Louis Caprioli : Je n’ai pas constaté d’augmentation des séries sur le terrorisme, c’est plutôt l’inverse. Les chaînes de télévision sont très prudentes en France, car le terrorisme est trop lié à l’actualité macabre des massacres par des kamikazes. Elles diffusent beaucoup plus des polars classiques.

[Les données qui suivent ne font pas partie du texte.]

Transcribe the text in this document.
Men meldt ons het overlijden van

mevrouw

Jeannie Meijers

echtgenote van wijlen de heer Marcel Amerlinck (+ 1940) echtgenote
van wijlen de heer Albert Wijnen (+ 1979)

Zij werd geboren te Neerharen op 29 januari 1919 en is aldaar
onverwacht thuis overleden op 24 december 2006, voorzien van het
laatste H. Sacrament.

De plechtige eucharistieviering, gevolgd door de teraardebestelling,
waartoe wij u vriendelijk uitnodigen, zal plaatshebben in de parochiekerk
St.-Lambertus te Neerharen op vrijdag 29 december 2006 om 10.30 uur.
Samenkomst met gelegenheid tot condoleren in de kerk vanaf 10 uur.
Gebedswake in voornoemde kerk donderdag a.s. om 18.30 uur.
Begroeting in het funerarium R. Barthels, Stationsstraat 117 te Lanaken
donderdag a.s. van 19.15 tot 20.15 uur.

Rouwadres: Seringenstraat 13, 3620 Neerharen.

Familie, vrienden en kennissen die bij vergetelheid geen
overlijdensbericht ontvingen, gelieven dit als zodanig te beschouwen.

Il y a eu au début des années 1990 une série, « Antoine Rives, juge du terrorisme », qui reprenait des affaires réelles de terrorisme des années 1980 en France. Depuis les réalisateurs français ont négligé, volontairement ou non, ce thème du terrorisme.

 

Louis Caprioli, quelle a été votre mission dans la lutte anti-terroriste ?

 

Louis Caprioli : J’ai travaillé dans ce domaine pendant 21 ans. J’ai été chargé à partir de 1983 de la lutte contre le terroriste international, c'est-à-dire celui des Etats et des organisations. De 1998 à 2004, j’ai été responsable de la lutte contre le terrorisme international, à cette époque il s’agissait du terrorisme jihadiste, lié à la mouvance d’Al Qaida.

 

Il faut savoir que depuis l’attentat commis le 3 décembre 1996 au RER Port Royal à Paris, tous les attentats ont été empêchés sur le territoire français, même certains préparés à l’étranger.

 

Ma mission à la DST a été de rechercher des renseignements en infiltrant des sources humaines dans des cellules pour identifier les projets, les terroristes et les neutraliser préventivement dans un cadre judicaire pour empêcher la commission d’attentats. Evidemment, lorsque que des attentats avaient été commis, la mission des agents de la DST a été d’identifier les auteurs. Dans la très grande majorité des affaires, les terroristes, qui étaient impliqués dans des attentats, ont été arrêtés.